Increased capital inflows and a weaker dollar overseas limited the losses, a forex dealer said.
The government today said the trade deficit narrowed to USD 9.21 billion in November, the second-lowest level in the current financial year, even as export growth slowed to a five-month low.
At the interbank foreign exchange market, the Indian rupee opened bearish at 61.23 a dollar from yesterday close of 61.04 and dropped to the day's low of 61.42 as local stocks fell.
It rebounded in line with a recovery in shares and foreign fund inflows to settle at 61.25, still registering a fall of 21 paise or 0.34 per cent.
"Today's trade deficit data provided some support to the rupee but the gains were quite short-lived. Negative closing of the local stock markets was seen putting pressure on rupee," said Abhishek Goenka, CEO of India Forex Advisors.
The 30-share benchmark Sensex closed 84 points lower today, the second day of losses.
Foreign institutional investors infused USD 551.69 million on December 9, as per SEBI data. They picked up shares worth Rs 395.68 crore yesterday, according to provisional data with stock exchanges.
With a week to go for the next monetary policy review, the Reserve Bank today said it will focus on controlling inflation and on improving liquidity by rolling back measures taken to check the rupee's volatility.
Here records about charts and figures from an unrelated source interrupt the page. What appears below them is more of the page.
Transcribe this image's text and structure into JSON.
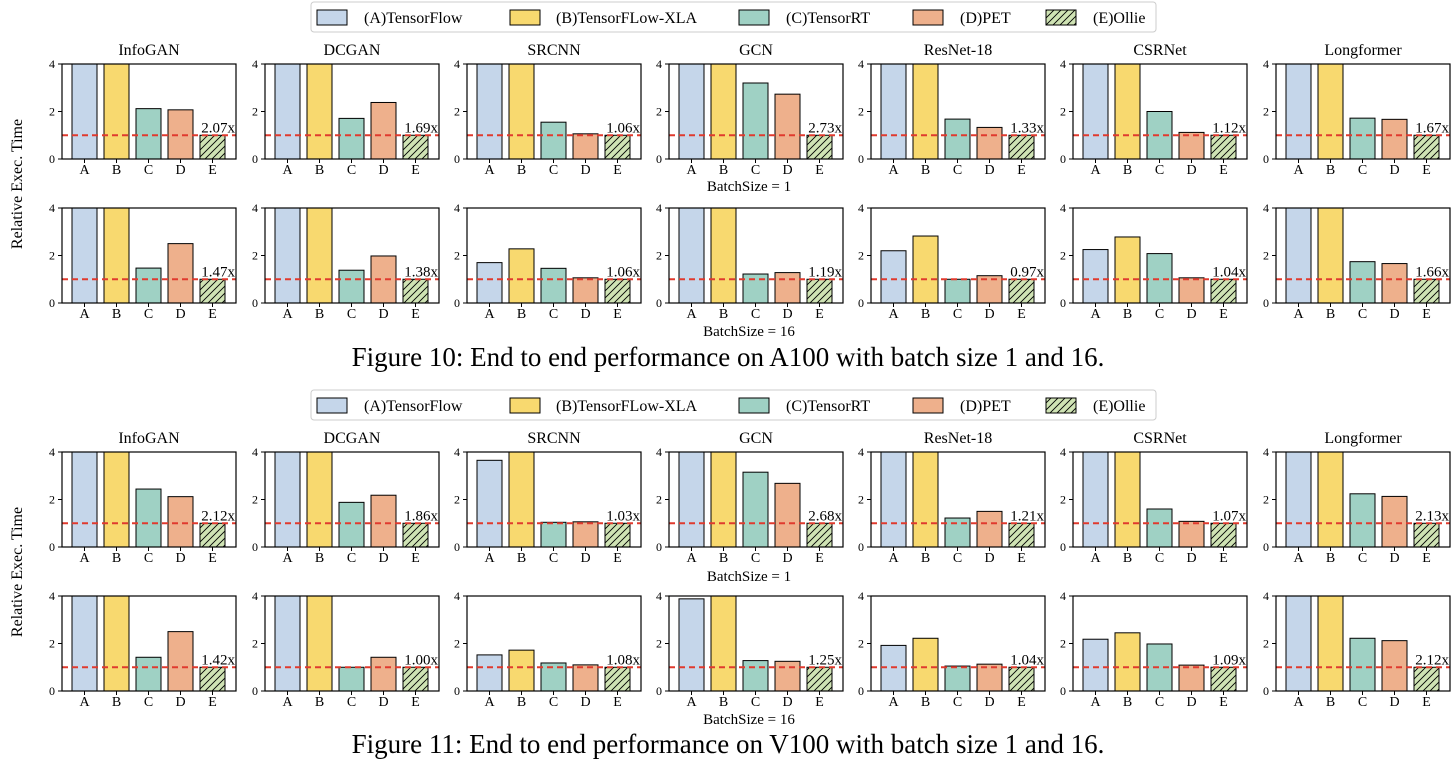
{
  "legend": {
    "entries": [
      {
        "name": "(A)TensorFlow",
        "color": "#c5d6ea",
        "hatch": false
      },
      {
        "name": "(B)TensorFLow-XLA",
        "color": "#f8d96f",
        "hatch": false
      },
      {
        "name": "(C)TensorRT",
        "color": "#9fd1c4",
        "hatch": false
      },
      {
        "name": "(D)PET",
        "color": "#eeb08c",
        "hatch": false
      },
      {
        "name": "(E)Ollie",
        "color": "#cfe3b4",
        "hatch": true
      }
    ]
  },
  "colors": {
    "reference_line": "#e03a2e",
    "bar_edge": "#000000"
  },
  "chart_data": [
    {
      "type": "bar",
      "caption": "Figure 10: End to end performance on A100 with batch size 1 and 16.",
      "ylabel": "Relative Exec. Time",
      "categories": [
        "A",
        "B",
        "C",
        "D",
        "E"
      ],
      "yticks": [
        0,
        2,
        4
      ],
      "ylim": [
        0,
        4
      ],
      "reference_line_y": 1,
      "rows": [
        {
          "label": "BatchSize = 1",
          "panels": [
            {
              "title": "InfoGAN",
              "values": [
                4,
                4,
                2.12,
                2.07,
                1
              ],
              "annotation": "2.07x"
            },
            {
              "title": "DCGAN",
              "values": [
                4,
                4,
                1.71,
                2.38,
                1
              ],
              "annotation": "1.69x"
            },
            {
              "title": "SRCNN",
              "values": [
                4,
                4,
                1.55,
                1.06,
                1
              ],
              "annotation": "1.06x"
            },
            {
              "title": "GCN",
              "values": [
                4,
                4,
                3.2,
                2.73,
                1
              ],
              "annotation": "2.73x"
            },
            {
              "title": "ResNet-18",
              "values": [
                4,
                4,
                1.68,
                1.33,
                1
              ],
              "annotation": "1.33x"
            },
            {
              "title": "CSRNet",
              "values": [
                4,
                4,
                2.0,
                1.12,
                1
              ],
              "annotation": "1.12x"
            },
            {
              "title": "Longformer",
              "values": [
                4,
                4,
                1.72,
                1.67,
                1
              ],
              "annotation": "1.67x"
            }
          ]
        },
        {
          "label": "BatchSize = 16",
          "panels": [
            {
              "title": "",
              "values": [
                4,
                4,
                1.47,
                2.5,
                1
              ],
              "annotation": "1.47x"
            },
            {
              "title": "",
              "values": [
                4,
                4,
                1.38,
                1.98,
                1
              ],
              "annotation": "1.38x"
            },
            {
              "title": "",
              "values": [
                1.7,
                2.28,
                1.46,
                1.06,
                1
              ],
              "annotation": "1.06x"
            },
            {
              "title": "",
              "values": [
                4,
                4,
                1.22,
                1.28,
                1
              ],
              "annotation": "1.19x"
            },
            {
              "title": "",
              "values": [
                2.2,
                2.82,
                1.0,
                1.15,
                1
              ],
              "annotation": "0.97x"
            },
            {
              "title": "",
              "values": [
                2.25,
                2.78,
                2.08,
                1.06,
                1
              ],
              "annotation": "1.04x"
            },
            {
              "title": "",
              "values": [
                4,
                4,
                1.74,
                1.66,
                1
              ],
              "annotation": "1.66x"
            }
          ]
        }
      ]
    },
    {
      "type": "bar",
      "caption": "Figure 11: End to end performance on V100 with batch size 1 and 16.",
      "ylabel": "Relative Exec. Time",
      "categories": [
        "A",
        "B",
        "C",
        "D",
        "E"
      ],
      "yticks": [
        0,
        2,
        4
      ],
      "ylim": [
        0,
        4
      ],
      "reference_line_y": 1,
      "rows": [
        {
          "label": "BatchSize = 1",
          "panels": [
            {
              "title": "InfoGAN",
              "values": [
                4,
                4,
                2.44,
                2.12,
                1
              ],
              "annotation": "2.12x"
            },
            {
              "title": "DCGAN",
              "values": [
                4,
                4,
                1.88,
                2.18,
                1
              ],
              "annotation": "1.86x"
            },
            {
              "title": "SRCNN",
              "values": [
                3.65,
                4,
                1.04,
                1.06,
                1
              ],
              "annotation": "1.03x"
            },
            {
              "title": "GCN",
              "values": [
                4,
                4,
                3.15,
                2.68,
                1
              ],
              "annotation": "2.68x"
            },
            {
              "title": "ResNet-18",
              "values": [
                4,
                4,
                1.22,
                1.5,
                1
              ],
              "annotation": "1.21x"
            },
            {
              "title": "CSRNet",
              "values": [
                4,
                4,
                1.6,
                1.08,
                1
              ],
              "annotation": "1.07x"
            },
            {
              "title": "Longformer",
              "values": [
                4,
                4,
                2.24,
                2.13,
                1
              ],
              "annotation": "2.13x"
            }
          ]
        },
        {
          "label": "BatchSize = 16",
          "panels": [
            {
              "title": "",
              "values": [
                4,
                4,
                1.42,
                2.5,
                1
              ],
              "annotation": "1.42x"
            },
            {
              "title": "",
              "values": [
                4,
                4,
                1.0,
                1.42,
                1
              ],
              "annotation": "1.00x"
            },
            {
              "title": "",
              "values": [
                1.52,
                1.72,
                1.18,
                1.1,
                1
              ],
              "annotation": "1.08x"
            },
            {
              "title": "",
              "values": [
                3.88,
                4,
                1.28,
                1.25,
                1
              ],
              "annotation": "1.25x"
            },
            {
              "title": "",
              "values": [
                1.92,
                2.22,
                1.05,
                1.13,
                1
              ],
              "annotation": "1.04x"
            },
            {
              "title": "",
              "values": [
                2.18,
                2.45,
                1.98,
                1.09,
                1
              ],
              "annotation": "1.09x"
            },
            {
              "title": "",
              "values": [
                4,
                4,
                2.22,
                2.12,
                1
              ],
              "annotation": "2.12x"
            }
          ]
        }
      ]
    }
  ]
}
The dollar index was trading nearly stable with downward bias ahead of next week's Federal Reserve policy decision.
Forward dollar premiums fell slightly on fresh receipts by exporters.
The benchmark six-month forward dollar premium payable in May declined to 249-251 paise from 251-253 paise previously and far-forward contracts maturing in November softened to 489-491 paise from 489-1/2 to 491-1/2 paise.
The RBI fixed the reference rate for the dollar at 61.3313 and for the euro at 84.3780.
The rupee edged up to 100.39 against the pound from the last close of 100.41. It dropped to 84.32 per euro from 83.93 and dipped to 59.76 per 100 Japanese yen from 59.19.